Per un reddito di solidarietà climatica

I rider che attraversano le città anche in piena emergenza meteo ripropongono il tema del rapporto tra lavoro e vita. Per affrontare il quale servono nuove misure di welfare

Le immagini di ciò che è accaduto in Spagna, con centinaia di morti travolti dall’alluvione, stanno terrorizzando il mondo intero. Tutto ciò a poche giornate di distanza dalla terza alluvione in meno di due anni in Emilia Romagna. 

Sabato 19 ottobre, in poco più di qualche ora, una quantità di pioggia pari a quella che fino a qualche anno fa sarebbe caduta nell’arco di mesi, ha letteralmente travolto ogni tentativo compiuto negli scorsi mesi dall’amministrazione comunale per contenere le piene dei canali e dei torrenti che attraversano la città di Bologna.
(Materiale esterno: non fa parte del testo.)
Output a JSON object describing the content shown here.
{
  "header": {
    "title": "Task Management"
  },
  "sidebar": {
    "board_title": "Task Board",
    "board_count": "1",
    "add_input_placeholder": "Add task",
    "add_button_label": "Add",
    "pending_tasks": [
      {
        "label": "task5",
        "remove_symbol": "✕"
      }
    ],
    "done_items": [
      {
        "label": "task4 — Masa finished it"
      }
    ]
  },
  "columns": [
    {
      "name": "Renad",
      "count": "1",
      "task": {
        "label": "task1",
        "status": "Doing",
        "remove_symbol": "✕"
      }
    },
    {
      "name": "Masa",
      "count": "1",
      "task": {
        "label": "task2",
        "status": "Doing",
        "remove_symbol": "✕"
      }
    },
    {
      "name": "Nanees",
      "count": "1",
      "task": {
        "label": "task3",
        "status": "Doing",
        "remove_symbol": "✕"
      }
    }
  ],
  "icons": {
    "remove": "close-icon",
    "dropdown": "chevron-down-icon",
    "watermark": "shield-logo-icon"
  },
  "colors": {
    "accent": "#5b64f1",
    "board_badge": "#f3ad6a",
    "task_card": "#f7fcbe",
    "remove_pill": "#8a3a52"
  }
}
Non è una coincidenza se, già nelle ore immediatamente successive all’alluvione, il sindaco di Bologna Matteo Lepore ha sottolineato la necessità di ripensare l’intera infrastruttura idraulica della città, evidentemente figlia di un’epoca diversa da quella che stiamo vivendo e inadeguata alle sfide di oggi. Semmai ce ne fosse ancora bisogno, la frequenza con cui fenomeni atmosferici di questo tipo tendono a ripetersi sono il segnale che non si tratta più di semplici eventi eccezionali, ma è il sintomo del cambiamento climatico in atto, destinato a peggiorare nel tempo. Una nuova, drammatica, normalità che non è stata evitata nei decenni passati e che oggi ci presenta il conto imponendo un profondo ripensamento del nostro modo di vivere, soprattutto in territori come l’Emilia-Romagna che ci appaiono sempre più fragili. Per affrontare l’emergenza climatica, però, non c’è solo da adeguare le infrastrutture idriche e le strutture urbane delle nostre città, ma è necessario pensare a misure che possano affrontare con efficacia anche le sfide economiche e sociali che pone. 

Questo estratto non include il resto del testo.